Après l’analyse de résultats recueillis pendant quelque 50 ans dans une enquête du gouvernement américain sur les finances personnelles, des chercheurs ont récemment conclu qu’un investisseur qui a déjà fait l’expérience de rendements négatifs a plus de chance d’être moins tolérant au risque.
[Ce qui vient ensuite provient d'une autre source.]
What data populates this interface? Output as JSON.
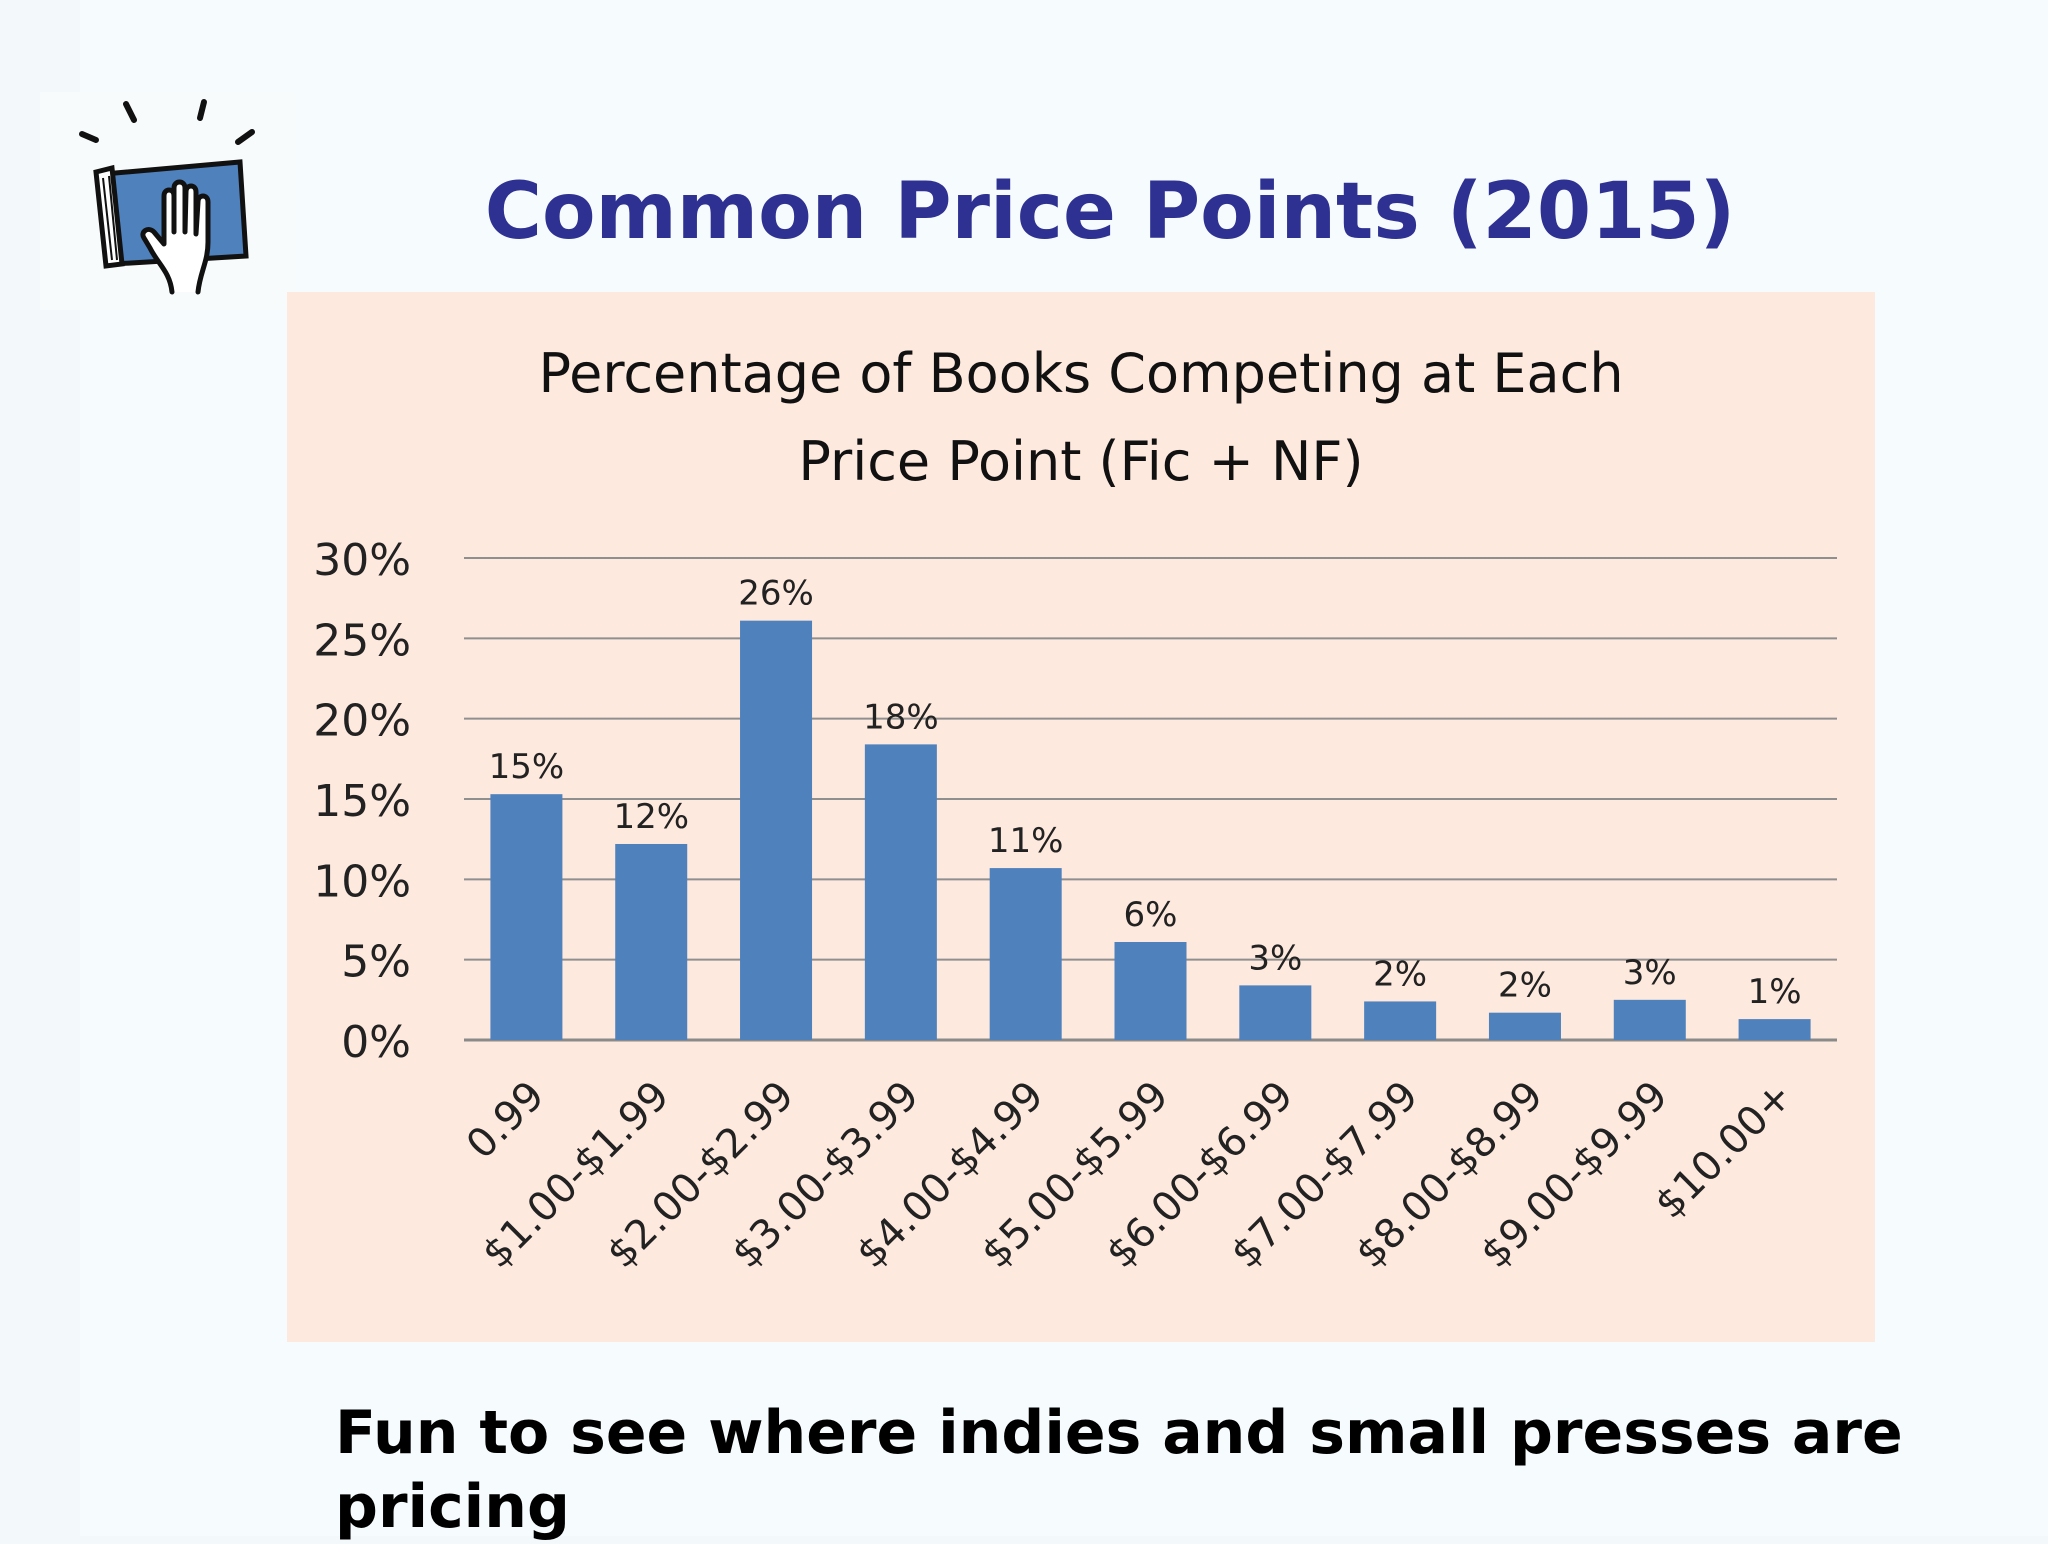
{
  "slide": {
    "title": "Common Price Points (2015)",
    "caption": "Fun to see where indies and small presses are pricing",
    "title_color": "#2e3192"
  },
  "logo": {
    "icon": "book-hand-icon"
  },
  "chart_data": {
    "type": "bar",
    "title_line1": "Percentage of Books Competing at Each",
    "title_line2": "Price Point (Fic + NF)",
    "categories": [
      "0.99",
      "$1.00-$1.99",
      "$2.00-$2.99",
      "$3.00-$3.99",
      "$4.00-$4.99",
      "$5.00-$5.99",
      "$6.00-$6.99",
      "$7.00-$7.99",
      "$8.00-$8.99",
      "$9.00-$9.99",
      "$10.00+"
    ],
    "values": [
      15.3,
      12.2,
      26.1,
      18.4,
      10.7,
      6.1,
      3.4,
      2.4,
      1.7,
      2.5,
      1.3
    ],
    "data_labels": [
      "15%",
      "12%",
      "26%",
      "18%",
      "11%",
      "6%",
      "3%",
      "2%",
      "2%",
      "3%",
      "1%"
    ],
    "y_ticks": [
      0,
      5,
      10,
      15,
      20,
      25,
      30
    ],
    "y_tick_labels": [
      "0%",
      "5%",
      "10%",
      "15%",
      "20%",
      "25%",
      "30%"
    ],
    "ylim": [
      0,
      30
    ],
    "xlabel": "",
    "ylabel": "",
    "grid": true,
    "legend": "none",
    "bar_color": "#4f81bd",
    "background_color": "#fde9de"
  }
}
Paul Resnik recommande d’ailleurs de soumettre de nouveau ce client à un test s’il a traversé un tel événement.

Michael Roszkowsky, qui a étudié l’impact de la crise financière de 2008 sur plus de 350 000 investisseurs, considère pour sa part qu’il est difficile de tirer une conclusion quant aux réels changements causés par un tel événement.

Même s’il admet que de tels changements sont possibles, ils peuvent aussi être, selon lui, liés à la perception du risque. «Les gens ne sont pas nécessairement moins tolérants après une chute boursière, ils perçoivent simplement les marchés comme plus risqués», explique-t-il.